Concernant la branche judiciaire, chaque cité de la République des Cités Unies dispose de sa propre Haute Cour, composée de quatre juges et d’un président élu par ses pairs. La nomination des juges est partagée : la moitié sont nommés par le Gouverneur de la cité, et l’autre moitié par l’Assemblée métropolitaine, ce qui garantit un équilibre entre l’exécutif et le législatif locaux. Cette structure permet à chaque cité de disposer d’une autorité judiciaire capable d’interpréter et d’appliquer les lois locales tout en respectant le principe de séparation des pouvoirs. Au niveau fédéral, la République dispose également d’une instance supérieure : la Cour de justice fédérale, composée de sept juges, un par cité, chacun étant choisi par le gouverneur de sa cité respective (elle constitue l’ultime autorité judiciaire du pays). Le président de cette Cour est nommé à vie par le Gouverneur général et doit être âgé d’au moins 60 ans, assurant ainsi une continuité et une expérience considérable au sommet de la justice fédérale. Les juges fédéraux sont élus pour des mandats de dix ans, ce qui leur confère une indépendance relative par rapport aux cycles politiques des gouverneurs ou de l’Assemblée fédérale. La Cour de justice fédérale est compétente pour trancher les affaires d’importance nationale, les litiges inter-cités, ainsi que les questions relatives à la constitution et à la légalité des lois fédérales et locales. Elle représente donc l’autorité suprême de la branche judiciaire et assure l’unité et la cohérence du système juridique à l’échelle de l’ensemble de la République.

Principaux personnages :

Charles Johansen (48 ans),
Gouverneur général de la République des Cités unies
Gouverneur ex officio de la Cité de la République.

Pierre Justin (50 ans),
Gouverneur de la Cité de Ville-Libre.

Marion Sénéchal (40 ans),
Gouverneure de la Cité de Virelle.

Arthur Fyjstøre (61 ans),
Gouverneur de la Cité de Nordfjell.

Alexander McFletcher (56 ans),
Gouverneur de la Cité de Nordhaven.

Hannah Sakatchen-Howe (47 ans),
Gouverneure de la Cité de New-Ocean.

Paul Segovia (69 ans),
Président de la Cour de justice fédérale.

Devon Walter-Hanryon (44 ans),
Président de l'Assemblée fédérale.

Portrait officiel du Gouverneur général
Son excellence Monsieur Charles Johansen, Gouverneur général de la République des Cités unies.

Politique internationale : Economiquement parlant, la République des Cités Unies se distingue par une politique internationale libérale mais encadrée (poursuite de la théorie keynesienne de la spécialisation).

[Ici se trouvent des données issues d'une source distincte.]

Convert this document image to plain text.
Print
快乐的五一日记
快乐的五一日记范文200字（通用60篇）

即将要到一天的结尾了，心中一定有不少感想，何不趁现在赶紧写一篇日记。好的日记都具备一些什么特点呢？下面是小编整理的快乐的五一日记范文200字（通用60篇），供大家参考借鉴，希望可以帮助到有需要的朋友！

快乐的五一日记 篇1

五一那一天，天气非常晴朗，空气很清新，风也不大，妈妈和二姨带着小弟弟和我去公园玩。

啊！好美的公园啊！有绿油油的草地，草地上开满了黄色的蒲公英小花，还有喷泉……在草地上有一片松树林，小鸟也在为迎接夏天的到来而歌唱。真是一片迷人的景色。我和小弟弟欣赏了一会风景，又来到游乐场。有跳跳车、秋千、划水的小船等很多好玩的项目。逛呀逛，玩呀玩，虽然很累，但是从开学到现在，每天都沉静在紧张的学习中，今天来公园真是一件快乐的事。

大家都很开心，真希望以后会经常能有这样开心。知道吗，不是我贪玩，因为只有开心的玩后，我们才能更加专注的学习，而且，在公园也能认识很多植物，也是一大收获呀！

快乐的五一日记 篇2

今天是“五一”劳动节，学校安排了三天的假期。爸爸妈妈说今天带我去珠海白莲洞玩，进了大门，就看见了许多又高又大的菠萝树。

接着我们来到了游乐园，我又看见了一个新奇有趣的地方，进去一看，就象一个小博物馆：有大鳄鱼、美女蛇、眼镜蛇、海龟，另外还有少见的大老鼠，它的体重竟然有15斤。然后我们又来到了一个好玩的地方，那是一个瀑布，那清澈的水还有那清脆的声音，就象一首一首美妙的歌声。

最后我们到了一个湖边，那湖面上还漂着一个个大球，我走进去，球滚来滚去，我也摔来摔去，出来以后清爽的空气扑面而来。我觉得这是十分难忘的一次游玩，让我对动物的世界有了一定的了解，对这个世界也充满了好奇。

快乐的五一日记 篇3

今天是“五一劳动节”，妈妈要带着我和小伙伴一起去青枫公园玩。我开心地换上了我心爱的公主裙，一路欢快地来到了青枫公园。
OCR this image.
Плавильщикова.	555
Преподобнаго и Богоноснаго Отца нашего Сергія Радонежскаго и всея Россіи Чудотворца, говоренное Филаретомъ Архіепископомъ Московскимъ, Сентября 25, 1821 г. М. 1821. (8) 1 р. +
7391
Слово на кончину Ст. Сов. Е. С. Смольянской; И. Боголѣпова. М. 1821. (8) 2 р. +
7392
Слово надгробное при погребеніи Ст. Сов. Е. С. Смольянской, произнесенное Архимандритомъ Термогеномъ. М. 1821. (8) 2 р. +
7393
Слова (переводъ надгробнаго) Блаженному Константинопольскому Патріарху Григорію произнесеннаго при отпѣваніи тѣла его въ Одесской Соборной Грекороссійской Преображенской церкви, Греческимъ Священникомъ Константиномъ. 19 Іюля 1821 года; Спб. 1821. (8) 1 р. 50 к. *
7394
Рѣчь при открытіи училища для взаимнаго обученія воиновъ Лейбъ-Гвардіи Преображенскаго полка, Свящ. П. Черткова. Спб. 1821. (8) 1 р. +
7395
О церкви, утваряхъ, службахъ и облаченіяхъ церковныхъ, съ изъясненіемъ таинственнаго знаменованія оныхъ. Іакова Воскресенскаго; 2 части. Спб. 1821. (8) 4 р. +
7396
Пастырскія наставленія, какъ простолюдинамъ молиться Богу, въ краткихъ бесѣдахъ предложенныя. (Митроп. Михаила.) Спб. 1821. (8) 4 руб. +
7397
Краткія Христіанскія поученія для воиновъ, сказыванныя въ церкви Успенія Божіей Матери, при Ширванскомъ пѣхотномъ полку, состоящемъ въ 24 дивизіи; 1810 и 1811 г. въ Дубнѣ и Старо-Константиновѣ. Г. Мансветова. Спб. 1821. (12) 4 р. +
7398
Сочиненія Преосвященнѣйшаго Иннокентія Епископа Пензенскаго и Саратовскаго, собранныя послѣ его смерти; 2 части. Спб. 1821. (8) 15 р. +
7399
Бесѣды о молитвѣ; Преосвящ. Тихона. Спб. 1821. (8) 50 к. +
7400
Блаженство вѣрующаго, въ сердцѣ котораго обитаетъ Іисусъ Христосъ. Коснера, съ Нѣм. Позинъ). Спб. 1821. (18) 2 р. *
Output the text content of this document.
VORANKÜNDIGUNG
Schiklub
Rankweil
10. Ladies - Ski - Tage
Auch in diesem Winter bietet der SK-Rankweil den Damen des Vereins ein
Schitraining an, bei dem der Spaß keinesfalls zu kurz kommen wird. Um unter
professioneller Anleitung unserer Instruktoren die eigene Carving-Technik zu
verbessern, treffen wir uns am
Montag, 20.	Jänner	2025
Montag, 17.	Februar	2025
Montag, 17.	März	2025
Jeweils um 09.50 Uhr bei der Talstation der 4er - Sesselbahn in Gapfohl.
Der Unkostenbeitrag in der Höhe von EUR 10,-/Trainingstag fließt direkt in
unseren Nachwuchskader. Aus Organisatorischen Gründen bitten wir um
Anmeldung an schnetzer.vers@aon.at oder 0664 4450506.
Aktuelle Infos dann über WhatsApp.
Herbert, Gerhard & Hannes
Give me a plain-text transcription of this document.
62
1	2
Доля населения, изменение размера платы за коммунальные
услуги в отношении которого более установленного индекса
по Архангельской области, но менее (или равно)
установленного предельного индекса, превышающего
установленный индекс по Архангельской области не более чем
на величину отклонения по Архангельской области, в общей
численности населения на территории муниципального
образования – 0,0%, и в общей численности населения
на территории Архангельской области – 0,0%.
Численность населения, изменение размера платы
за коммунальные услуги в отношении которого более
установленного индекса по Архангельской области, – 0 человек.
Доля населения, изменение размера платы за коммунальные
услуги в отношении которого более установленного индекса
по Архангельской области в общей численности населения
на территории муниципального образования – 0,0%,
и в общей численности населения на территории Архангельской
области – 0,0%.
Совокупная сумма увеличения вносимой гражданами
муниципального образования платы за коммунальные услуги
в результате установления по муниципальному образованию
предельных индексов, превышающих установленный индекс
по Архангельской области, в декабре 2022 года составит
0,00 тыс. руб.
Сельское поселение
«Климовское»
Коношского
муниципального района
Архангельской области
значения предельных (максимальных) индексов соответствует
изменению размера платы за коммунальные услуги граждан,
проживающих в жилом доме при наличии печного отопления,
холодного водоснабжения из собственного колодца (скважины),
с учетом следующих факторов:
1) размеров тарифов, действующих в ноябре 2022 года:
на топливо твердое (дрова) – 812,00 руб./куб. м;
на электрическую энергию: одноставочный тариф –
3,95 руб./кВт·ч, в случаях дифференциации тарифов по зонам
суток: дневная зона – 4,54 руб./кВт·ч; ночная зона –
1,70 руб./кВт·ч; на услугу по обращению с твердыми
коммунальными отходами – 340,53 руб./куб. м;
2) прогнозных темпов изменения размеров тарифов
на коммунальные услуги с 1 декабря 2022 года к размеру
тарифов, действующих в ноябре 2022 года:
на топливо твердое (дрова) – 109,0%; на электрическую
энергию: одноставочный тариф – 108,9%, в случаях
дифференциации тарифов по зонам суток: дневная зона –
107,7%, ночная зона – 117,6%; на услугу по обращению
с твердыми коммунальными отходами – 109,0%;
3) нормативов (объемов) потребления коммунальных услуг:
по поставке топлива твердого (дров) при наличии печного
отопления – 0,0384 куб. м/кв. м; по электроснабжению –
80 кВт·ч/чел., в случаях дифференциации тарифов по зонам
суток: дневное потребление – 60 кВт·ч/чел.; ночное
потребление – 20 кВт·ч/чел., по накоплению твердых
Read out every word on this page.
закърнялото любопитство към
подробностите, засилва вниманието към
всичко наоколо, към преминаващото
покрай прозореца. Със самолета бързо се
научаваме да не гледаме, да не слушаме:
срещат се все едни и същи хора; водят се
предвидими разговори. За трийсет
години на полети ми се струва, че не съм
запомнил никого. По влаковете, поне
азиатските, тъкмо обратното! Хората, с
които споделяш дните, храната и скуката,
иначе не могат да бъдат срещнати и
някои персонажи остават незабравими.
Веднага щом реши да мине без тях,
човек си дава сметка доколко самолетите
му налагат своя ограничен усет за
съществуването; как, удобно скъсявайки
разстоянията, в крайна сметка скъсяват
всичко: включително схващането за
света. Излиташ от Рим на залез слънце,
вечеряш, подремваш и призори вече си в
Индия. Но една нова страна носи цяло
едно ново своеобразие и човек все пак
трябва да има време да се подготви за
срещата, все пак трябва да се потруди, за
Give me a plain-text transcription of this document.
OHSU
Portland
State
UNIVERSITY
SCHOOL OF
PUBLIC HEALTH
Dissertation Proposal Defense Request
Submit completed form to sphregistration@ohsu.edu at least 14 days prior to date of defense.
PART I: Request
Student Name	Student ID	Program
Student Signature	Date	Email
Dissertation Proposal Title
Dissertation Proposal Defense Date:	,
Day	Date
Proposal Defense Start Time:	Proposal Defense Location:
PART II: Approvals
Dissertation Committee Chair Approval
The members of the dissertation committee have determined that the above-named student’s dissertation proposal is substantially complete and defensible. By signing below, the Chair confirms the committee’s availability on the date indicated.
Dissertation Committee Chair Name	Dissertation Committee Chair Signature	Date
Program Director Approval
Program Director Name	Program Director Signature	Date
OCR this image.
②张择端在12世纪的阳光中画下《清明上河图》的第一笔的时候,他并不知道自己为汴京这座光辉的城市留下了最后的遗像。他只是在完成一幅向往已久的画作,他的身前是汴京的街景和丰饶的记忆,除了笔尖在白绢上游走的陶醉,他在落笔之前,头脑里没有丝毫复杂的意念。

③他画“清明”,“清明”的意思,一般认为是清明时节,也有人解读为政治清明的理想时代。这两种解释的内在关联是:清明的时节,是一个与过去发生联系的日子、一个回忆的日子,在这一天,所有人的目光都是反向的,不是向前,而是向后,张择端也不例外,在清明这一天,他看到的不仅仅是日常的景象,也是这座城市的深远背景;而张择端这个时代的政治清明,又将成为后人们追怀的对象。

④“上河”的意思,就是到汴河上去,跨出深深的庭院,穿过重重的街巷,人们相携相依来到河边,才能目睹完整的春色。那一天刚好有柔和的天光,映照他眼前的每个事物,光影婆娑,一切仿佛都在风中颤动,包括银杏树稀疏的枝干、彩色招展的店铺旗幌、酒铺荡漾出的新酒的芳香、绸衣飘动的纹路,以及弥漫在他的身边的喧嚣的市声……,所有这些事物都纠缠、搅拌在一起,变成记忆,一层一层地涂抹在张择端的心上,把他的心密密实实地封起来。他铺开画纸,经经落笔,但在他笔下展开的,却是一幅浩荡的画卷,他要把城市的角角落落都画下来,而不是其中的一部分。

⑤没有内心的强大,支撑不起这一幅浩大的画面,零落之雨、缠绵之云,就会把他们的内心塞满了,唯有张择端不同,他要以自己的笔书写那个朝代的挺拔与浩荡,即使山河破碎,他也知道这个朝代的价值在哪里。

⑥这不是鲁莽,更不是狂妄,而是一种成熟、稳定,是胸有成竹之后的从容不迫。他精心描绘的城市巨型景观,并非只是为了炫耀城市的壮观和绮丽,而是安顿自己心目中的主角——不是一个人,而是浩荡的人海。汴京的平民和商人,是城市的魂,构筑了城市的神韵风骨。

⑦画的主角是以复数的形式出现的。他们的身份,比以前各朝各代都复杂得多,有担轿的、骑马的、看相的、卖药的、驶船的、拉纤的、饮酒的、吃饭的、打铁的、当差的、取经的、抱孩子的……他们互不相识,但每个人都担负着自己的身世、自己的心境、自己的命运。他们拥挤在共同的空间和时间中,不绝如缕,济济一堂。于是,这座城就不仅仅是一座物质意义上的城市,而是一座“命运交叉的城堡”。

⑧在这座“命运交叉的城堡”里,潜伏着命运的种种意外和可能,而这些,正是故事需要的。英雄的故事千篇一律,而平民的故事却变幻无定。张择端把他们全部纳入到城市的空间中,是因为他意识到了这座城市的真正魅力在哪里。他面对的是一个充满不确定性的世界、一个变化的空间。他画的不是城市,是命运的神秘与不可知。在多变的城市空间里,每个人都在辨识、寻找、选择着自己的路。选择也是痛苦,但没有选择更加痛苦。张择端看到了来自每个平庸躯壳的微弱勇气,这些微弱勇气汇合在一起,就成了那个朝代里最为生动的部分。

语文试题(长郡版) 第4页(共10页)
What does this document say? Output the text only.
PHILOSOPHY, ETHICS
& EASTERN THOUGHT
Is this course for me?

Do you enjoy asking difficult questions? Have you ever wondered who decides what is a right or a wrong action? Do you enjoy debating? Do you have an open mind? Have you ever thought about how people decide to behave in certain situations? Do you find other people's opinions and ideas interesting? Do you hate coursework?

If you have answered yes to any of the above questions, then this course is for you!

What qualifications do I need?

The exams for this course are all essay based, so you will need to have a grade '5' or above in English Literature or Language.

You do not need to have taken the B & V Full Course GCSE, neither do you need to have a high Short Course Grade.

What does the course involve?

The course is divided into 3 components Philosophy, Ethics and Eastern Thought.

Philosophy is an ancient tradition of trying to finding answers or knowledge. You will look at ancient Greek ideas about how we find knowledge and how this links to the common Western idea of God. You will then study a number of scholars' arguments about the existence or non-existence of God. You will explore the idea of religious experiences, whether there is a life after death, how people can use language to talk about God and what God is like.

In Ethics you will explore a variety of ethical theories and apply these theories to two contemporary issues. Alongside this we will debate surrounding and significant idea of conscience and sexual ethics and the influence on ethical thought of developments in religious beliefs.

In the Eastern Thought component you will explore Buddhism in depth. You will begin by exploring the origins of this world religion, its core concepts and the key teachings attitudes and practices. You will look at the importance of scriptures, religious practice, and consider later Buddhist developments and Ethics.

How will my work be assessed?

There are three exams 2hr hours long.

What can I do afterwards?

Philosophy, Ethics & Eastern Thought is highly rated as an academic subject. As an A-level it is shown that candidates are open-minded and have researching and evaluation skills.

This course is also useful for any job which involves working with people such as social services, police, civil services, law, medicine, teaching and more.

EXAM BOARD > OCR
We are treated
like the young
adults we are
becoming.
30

Elle se présente comme un État favorable à l’initiative privée et à l’implantation de sociétés étrangères, tout en maintenant un contrôle prudent sur les secteurs stratégiques. Son système fiscal est pensé pour encourager l’investissement et l’implantation de multinationales étrangères. Bien qu’elle soit considérée comme un « paradis fiscal », l’État assure une régulation afin d'éviter les abus, le blanchiment et l’évasion fiscale. Membre actif des grandes organisations économiques et financières, elle bénéficie d’une réputation de « hub financier » qui lui permet de peser dans le concert des nations.